Born in Canton, South Dakota, Lawrence attended Olaf's College in Minnesota, but transferred to the University of South Dakota after his first year. He earned his bachelor's degree 1922. He received his Ph.D. in physics at Yale University in 1925. He remained at Yale as a researcher on the photoelectric effect, becoming an assistant professor in 1927.

In 1928 he was appointed Associate Professor of Physics at the University of California, Berkeley, and two years later he became Professor, being the youngest at Berkeley.

He was called the "Atom Smasher," the man who "held the key" to atomic energy. "He wanted to do 'big physics,' the kind of work that could only be done on a large scale with a lot of people involved," said Herbert York, the first director of the Lawrence Livermore laboratory, as quoted on the lab's official Web site.

The invention that brought Lawrence to international fame started out as a sketch on a scrap of paper. While sitting in the library one evening, Lawrence glanced over a journal article and was intrigued by one of the diagrams. The idea was to produce very high energy particles required for atomic disintegration by means of a succession of very small "pushes." Lawrence told his colleagues that he had found a method for obtaining particles of very high energy without the use of any high voltage.

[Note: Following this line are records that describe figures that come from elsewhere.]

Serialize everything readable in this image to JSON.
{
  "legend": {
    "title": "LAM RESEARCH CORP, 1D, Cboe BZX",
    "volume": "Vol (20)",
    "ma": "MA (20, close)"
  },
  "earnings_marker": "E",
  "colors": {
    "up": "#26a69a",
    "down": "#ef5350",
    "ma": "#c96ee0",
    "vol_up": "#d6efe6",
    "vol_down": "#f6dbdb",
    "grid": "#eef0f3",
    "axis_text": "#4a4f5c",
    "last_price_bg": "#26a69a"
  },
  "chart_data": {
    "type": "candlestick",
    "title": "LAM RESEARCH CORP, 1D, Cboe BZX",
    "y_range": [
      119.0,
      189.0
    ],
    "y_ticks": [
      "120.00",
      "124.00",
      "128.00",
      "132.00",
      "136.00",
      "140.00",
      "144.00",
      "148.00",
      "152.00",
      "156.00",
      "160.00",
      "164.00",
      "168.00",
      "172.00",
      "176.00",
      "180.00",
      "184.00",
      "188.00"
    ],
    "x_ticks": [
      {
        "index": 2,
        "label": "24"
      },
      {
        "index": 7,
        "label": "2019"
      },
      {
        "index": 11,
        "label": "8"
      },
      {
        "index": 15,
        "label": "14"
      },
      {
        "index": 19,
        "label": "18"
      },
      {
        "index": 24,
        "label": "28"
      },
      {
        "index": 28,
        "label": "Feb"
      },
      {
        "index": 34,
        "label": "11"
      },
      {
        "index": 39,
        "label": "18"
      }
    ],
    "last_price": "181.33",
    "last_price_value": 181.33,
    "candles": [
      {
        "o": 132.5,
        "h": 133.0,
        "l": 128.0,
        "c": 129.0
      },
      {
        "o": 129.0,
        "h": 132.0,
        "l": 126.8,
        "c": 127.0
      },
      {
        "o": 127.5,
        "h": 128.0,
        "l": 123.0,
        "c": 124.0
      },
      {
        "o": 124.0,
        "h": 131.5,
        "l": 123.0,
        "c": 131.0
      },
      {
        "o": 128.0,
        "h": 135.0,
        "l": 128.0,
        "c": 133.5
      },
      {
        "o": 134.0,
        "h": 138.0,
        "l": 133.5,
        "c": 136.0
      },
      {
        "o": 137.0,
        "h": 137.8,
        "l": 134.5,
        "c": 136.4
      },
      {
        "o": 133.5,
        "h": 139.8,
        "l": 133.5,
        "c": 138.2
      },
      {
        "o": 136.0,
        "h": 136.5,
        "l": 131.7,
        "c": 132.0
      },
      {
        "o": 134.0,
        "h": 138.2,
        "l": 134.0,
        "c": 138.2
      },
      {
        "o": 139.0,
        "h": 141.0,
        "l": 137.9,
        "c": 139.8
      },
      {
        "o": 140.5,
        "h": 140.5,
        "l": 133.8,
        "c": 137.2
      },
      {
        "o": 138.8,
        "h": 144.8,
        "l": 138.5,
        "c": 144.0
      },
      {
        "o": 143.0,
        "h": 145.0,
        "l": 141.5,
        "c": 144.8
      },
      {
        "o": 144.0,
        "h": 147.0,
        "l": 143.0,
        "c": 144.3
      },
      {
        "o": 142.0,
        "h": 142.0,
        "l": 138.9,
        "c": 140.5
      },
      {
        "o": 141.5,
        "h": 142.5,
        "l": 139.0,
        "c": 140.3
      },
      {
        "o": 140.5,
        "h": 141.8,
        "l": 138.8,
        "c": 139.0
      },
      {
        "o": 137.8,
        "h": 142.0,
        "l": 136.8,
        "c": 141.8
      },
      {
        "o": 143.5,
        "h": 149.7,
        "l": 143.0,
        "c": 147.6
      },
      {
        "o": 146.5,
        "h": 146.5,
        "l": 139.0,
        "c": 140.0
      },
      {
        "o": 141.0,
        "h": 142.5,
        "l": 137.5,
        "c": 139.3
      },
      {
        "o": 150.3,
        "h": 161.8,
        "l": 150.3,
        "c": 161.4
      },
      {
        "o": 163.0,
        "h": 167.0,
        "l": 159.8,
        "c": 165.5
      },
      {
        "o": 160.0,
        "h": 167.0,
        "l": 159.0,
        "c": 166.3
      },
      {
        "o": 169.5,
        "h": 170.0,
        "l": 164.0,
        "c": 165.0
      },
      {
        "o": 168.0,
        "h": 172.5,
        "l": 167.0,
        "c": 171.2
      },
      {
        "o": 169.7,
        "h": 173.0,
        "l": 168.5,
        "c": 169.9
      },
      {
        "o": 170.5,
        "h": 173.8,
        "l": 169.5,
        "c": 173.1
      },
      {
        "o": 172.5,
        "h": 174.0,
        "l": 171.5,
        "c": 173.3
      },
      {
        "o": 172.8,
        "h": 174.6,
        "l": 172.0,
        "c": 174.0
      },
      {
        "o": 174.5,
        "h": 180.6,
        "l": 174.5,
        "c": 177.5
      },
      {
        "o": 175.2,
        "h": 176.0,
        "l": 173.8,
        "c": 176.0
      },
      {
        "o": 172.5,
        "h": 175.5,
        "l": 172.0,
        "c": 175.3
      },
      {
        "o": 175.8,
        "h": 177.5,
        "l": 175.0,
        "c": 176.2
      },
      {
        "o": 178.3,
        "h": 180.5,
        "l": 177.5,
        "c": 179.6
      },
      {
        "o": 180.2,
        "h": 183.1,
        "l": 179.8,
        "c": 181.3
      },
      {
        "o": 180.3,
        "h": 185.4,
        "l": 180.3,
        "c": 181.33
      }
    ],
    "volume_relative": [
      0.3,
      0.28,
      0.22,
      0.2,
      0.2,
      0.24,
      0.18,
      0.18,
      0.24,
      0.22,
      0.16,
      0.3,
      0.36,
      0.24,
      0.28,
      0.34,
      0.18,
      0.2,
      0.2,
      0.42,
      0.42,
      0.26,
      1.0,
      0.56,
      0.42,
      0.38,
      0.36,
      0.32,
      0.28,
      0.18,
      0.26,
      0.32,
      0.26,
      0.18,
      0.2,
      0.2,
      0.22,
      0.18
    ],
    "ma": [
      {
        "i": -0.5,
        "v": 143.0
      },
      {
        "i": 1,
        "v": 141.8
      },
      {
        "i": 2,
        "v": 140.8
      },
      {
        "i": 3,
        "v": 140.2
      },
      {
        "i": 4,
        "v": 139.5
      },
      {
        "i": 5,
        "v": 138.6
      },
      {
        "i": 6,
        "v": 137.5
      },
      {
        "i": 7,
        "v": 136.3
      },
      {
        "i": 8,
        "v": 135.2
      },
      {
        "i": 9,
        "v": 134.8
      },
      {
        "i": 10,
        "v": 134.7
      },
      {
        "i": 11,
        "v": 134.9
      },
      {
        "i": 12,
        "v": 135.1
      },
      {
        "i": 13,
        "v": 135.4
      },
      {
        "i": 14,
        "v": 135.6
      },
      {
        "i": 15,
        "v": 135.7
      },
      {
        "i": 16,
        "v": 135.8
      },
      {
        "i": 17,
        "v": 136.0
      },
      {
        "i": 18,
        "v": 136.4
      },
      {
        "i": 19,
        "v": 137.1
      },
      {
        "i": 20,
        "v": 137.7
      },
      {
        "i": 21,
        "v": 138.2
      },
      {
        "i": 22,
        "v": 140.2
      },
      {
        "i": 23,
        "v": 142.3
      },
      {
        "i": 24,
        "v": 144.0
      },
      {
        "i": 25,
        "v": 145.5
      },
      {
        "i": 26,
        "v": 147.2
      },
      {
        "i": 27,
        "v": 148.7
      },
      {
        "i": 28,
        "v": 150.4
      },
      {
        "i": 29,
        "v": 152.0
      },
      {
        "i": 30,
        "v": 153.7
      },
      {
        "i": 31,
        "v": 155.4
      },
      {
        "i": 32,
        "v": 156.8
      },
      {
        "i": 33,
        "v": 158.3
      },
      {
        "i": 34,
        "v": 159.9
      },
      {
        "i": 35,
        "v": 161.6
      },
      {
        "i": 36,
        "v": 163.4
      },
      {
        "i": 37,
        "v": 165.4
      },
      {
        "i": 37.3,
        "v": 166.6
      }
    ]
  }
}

The first model of Lawrence's cyclotron was made out of wire and sealing wax and probably cost $25 in all. And it worked: When Lawrence applied 2,000 volts of electricity to his makeshift cyclotron, he got 80,000-volt projectiles spinning around. He had discovered a way to "smash" atoms, and in doing so he unwittingly paved the way for the U.S. nuclear weapons program that was to follow a decade later.


Lawrence with Edward Teller and Herb York at the Livermore Lab.

"Without a doubt, Lawrence's finest achievement was inventing the cyclotron," said York. "The cyclotron impacted future scientific advances."

In November 1939, Lawrence won the Nobel Prize in Physics for his work on the cyclotron and its applications. In 1936 he became Director of the University's Radiation Laboratory and served until his death.

President Eisenhower sent Lawrence to Geneva, Switzerland, in July 1958 to negotiate the suspension of nuclear weapons testing with the Soviet Union. Lawrence became ill while in Geneva and was forced to return to Berkeley. He died a month later in Palo Alto, California.

Just 23 days after his death, the Regents of the University of California voted to rename the Lawrence Livermore and Lawrence Berkeley Laboratories after him.